ST. LOUIS (KMOX) – No one is claiming Penny Hubbard was involved, but new allegations are surfacing about alleged voter fraud in the Aug. 2 state house race in which Hubbard won re-election by 90 votes.
Officially, the civil suit filed by Hubbard’s challenger, Bruce Franks Jr., the suit seeking a special election, has been put on hold.
Circuit Judge Julian Bush decided to stay all further proceedings until the election results are certified by the Missouri Secretary of State.
New details about the method of the alleged voter fraud are coming out from an attorney representing Franks.
Attorney Dave Roland says he hopes to present evidence in court to show that workers wearing Penny Hubbard shirts went door-to-door in Hubbard’s 78th state house district, urging people to register to vote absentee, and asking people to vote for Hubbard.
“That’s illegal,” Roland said. “You can’t register people to vote absentee and tell them who to vote for.”
Roland says more than 300 of the 940 voters who applied for absentee ballots in the race were not qualified to do so.
To vote absentee, generally a voter must be unable to vote at the polls on election day, must be out of town, ill, disabled or perhaps have some religious objection to a polling station, Roland said.
“What we have found out is a stunningly large number of young, able-bodied people were submitting applications and filing absentee ballots,” Roland said.
Roland says voters were apparently approached by workers with several names on a list of information already filled in. One person allegedly thought he was filling out a job application, only to receive an absentee ballot in the mail a short time later, Roland claims.
“I don’t want ordinary voters taking the fall for what other people did,” Roland said.
Roland stops short of accusing Penny Hubbard of involvement, but says it’s not clear who was behind the alleged effort.
Meanwhile, an attorney for Hubbard says she takes the case very seriously.
“I can tell you she believes she has done nothing wrong, but make sure the folks in her district have the opportunity to vote according to the law,” said attorney Mike Colona.

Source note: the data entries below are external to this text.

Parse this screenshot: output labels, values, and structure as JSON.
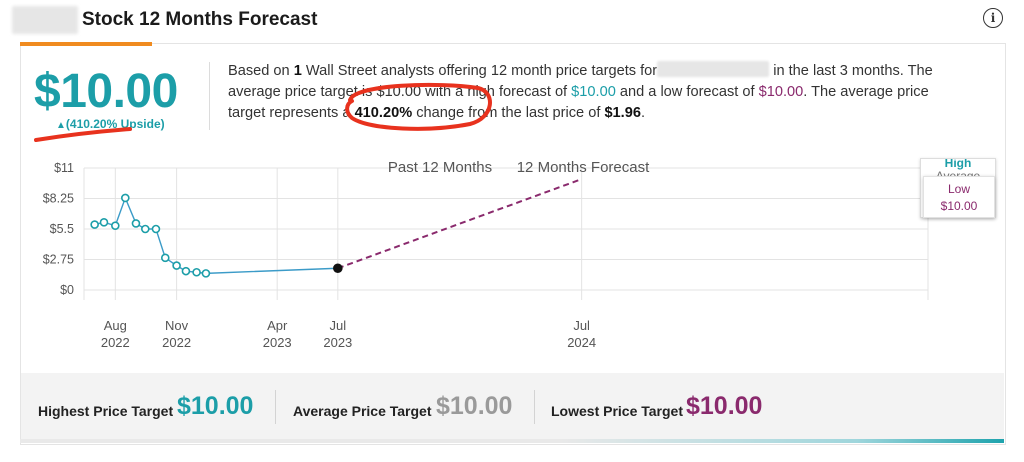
{
  "header": {
    "title": "Stock 12 Months Forecast",
    "info_icon": "info-circle-icon"
  },
  "summary": {
    "price": "$10.00",
    "upside_arrow": "▲",
    "upside": "(410.20% Upside)",
    "t1": "Based on ",
    "analysts": "1",
    "t2": " Wall Street analysts offering 12 month price targets for",
    "t3": " in the last 3 months. The average price target is ",
    "avg": "$10.00",
    "t4": " with a high forecast of ",
    "high": "$10.00",
    "t5": " and a low forecast of ",
    "low": "$10.00",
    "t6": ". The average price target represents a ",
    "change": "410.20%",
    "t7": " change from the last price of ",
    "last": "$1.96",
    "t8": "."
  },
  "chart_data": {
    "type": "line",
    "sections": [
      "Past 12 Months",
      "12 Months Forecast"
    ],
    "y_ticks": [
      "$11",
      "$8.25",
      "$5.5",
      "$2.75",
      "$0"
    ],
    "ylim": [
      0,
      11
    ],
    "x_ticks": [
      {
        "month": "Aug",
        "year": "2022"
      },
      {
        "month": "Nov",
        "year": "2022"
      },
      {
        "month": "Apr",
        "year": "2023"
      },
      {
        "month": "Jul",
        "year": "2023"
      },
      {
        "month": "Jul",
        "year": "2024"
      }
    ],
    "series": [
      {
        "values": [
          {
            "x": "2022-07-01",
            "y": 5.9
          },
          {
            "x": "2022-07-15",
            "y": 6.1
          },
          {
            "x": "2022-08-01",
            "y": 5.8
          },
          {
            "x": "2022-08-16",
            "y": 8.3
          },
          {
            "x": "2022-09-01",
            "y": 6.0
          },
          {
            "x": "2022-09-15",
            "y": 5.5
          },
          {
            "x": "2022-10-01",
            "y": 5.5
          },
          {
            "x": "2022-10-15",
            "y": 2.9
          },
          {
            "x": "2022-11-01",
            "y": 2.2
          },
          {
            "x": "2022-11-15",
            "y": 1.7
          },
          {
            "x": "2022-12-01",
            "y": 1.6
          },
          {
            "x": "2022-12-15",
            "y": 1.5
          },
          {
            "x": "2023-07-01",
            "y": 1.96
          }
        ]
      },
      {
        "values": [
          {
            "x": "2023-07-01",
            "y": 1.96
          },
          {
            "x": "2024-07-01",
            "y": 10.0
          }
        ]
      }
    ],
    "legend": {
      "high": "High",
      "average": "Average",
      "low_label": "Low",
      "low_value": "$10.00"
    },
    "colors": {
      "history": "#3b9bc8",
      "forecast": "#8a2a6d",
      "grid": "#e3e3e3"
    }
  },
  "footer": {
    "highest_label": "Highest Price Target",
    "highest_value": "$10.00",
    "average_label": "Average Price Target",
    "average_value": "$10.00",
    "lowest_label": "Lowest Price Target",
    "lowest_value": "$10.00"
  },
  "colors": {
    "teal": "#1c9ea8",
    "purple": "#8a2a6d",
    "gray_value": "#9a9a9a",
    "accent_orange": "#f08b1f",
    "ink_red": "#e8321e"
  }
}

Once the election is certified, Colona will ask the judge to dismiss the civil suit for lack of evidence.
“The only evidence that the plaintiffs have put forward is the fact that a lot of people voted absentee,” Colona said.
Colona could not comment on the separate criminal investigation underway by the St. Louis Circuit Attorney.

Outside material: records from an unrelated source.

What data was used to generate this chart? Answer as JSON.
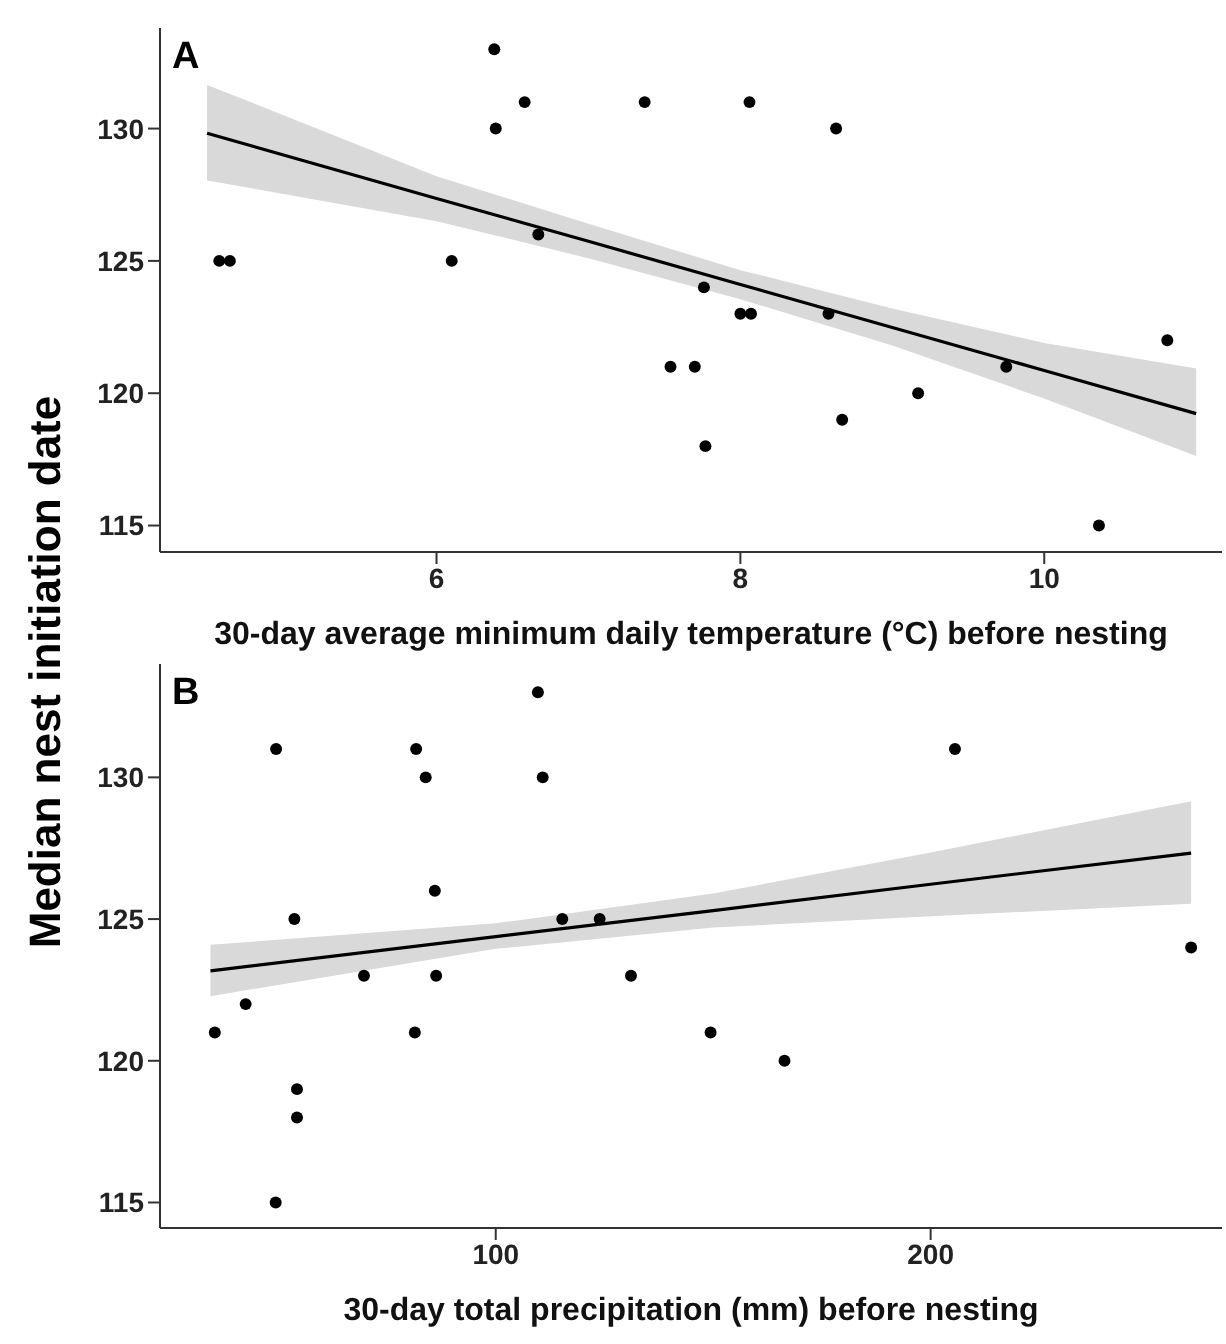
{
  "chart_data": [
    {
      "type": "scatter",
      "title": "A",
      "xlabel": "30-day average minimum daily temperature (°C) before nesting",
      "ylabel": "Median nest initiation date",
      "xlim": [
        4.18,
        11.17
      ],
      "xticks": [
        6,
        8,
        10
      ],
      "ylim": [
        114,
        133.8
      ],
      "yticks": [
        115,
        120,
        125,
        130
      ],
      "series": [
        {
          "marker": "circle",
          "color": "#000000",
          "x": [
            4.57,
            4.64,
            6.38,
            6.58,
            6.39,
            6.67,
            6.1,
            7.37,
            8.06,
            8.63,
            7.76,
            8.0,
            8.07,
            8.58,
            7.54,
            7.7,
            7.77,
            8.67,
            9.17,
            9.75,
            10.81,
            10.36
          ],
          "values": [
            125,
            125,
            133,
            131,
            130,
            126,
            125,
            131,
            131,
            130,
            124,
            123,
            123,
            123,
            121,
            121,
            118,
            119,
            120,
            121,
            122,
            115
          ]
        },
        {
          "type": "line",
          "marker": "none",
          "color": "#000000",
          "x": [
            4.49,
            6,
            7,
            8,
            9,
            10,
            11
          ],
          "values": [
            129.82,
            127.36,
            125.74,
            124.11,
            122.48,
            120.86,
            119.23
          ],
          "lower": [
            128.04,
            126.5,
            125.1,
            123.55,
            121.8,
            119.8,
            117.63
          ],
          "upper": [
            131.65,
            128.2,
            126.4,
            124.65,
            123.2,
            121.9,
            120.93
          ]
        }
      ]
    },
    {
      "type": "scatter",
      "title": "B",
      "xlabel": "30-day total precipitation (mm) before nesting",
      "xlim": [
        22.8,
        267
      ],
      "xticks": [
        100,
        200
      ],
      "ylim": [
        114.1,
        134
      ],
      "yticks": [
        115,
        120,
        125,
        130
      ],
      "series": [
        {
          "marker": "circle",
          "color": "#000000",
          "x": [
            35.4,
            42.5,
            49.5,
            53.7,
            54.3,
            54.3,
            49.4,
            69.7,
            81.4,
            81.7,
            83.9,
            86.0,
            86.3,
            109.7,
            110.8,
            115.3,
            123.9,
            131.1,
            149.4,
            166.4,
            205.6,
            259.9
          ],
          "values": [
            121,
            122,
            131,
            125,
            119,
            118,
            115,
            123,
            121,
            131,
            130,
            126,
            123,
            133,
            130,
            125,
            125,
            123,
            121,
            120,
            131,
            124
          ]
        },
        {
          "type": "line",
          "marker": "none",
          "color": "#000000",
          "x": [
            34.4,
            100,
            150,
            200,
            259.9
          ],
          "values": [
            123.17,
            124.38,
            125.3,
            126.23,
            127.33
          ],
          "lower": [
            122.28,
            123.95,
            124.7,
            125.1,
            125.54
          ],
          "upper": [
            124.09,
            124.85,
            125.9,
            127.35,
            129.16
          ]
        }
      ]
    }
  ]
}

Circuit Attorney Jennifer Joyce told KMOX Friday her review of the allegations found them credible enough to warrant a criminal probe.
Joyce says the St. Louis Election Board showed her complaints from some 30 witnesses claiming voter fraud surrounding the absentee vote in the race.
Joyce declined to give more specifics, but said she is in contact with U.S. Attorney Richard Callahan about whether he wants to conduct a possible joint investigation.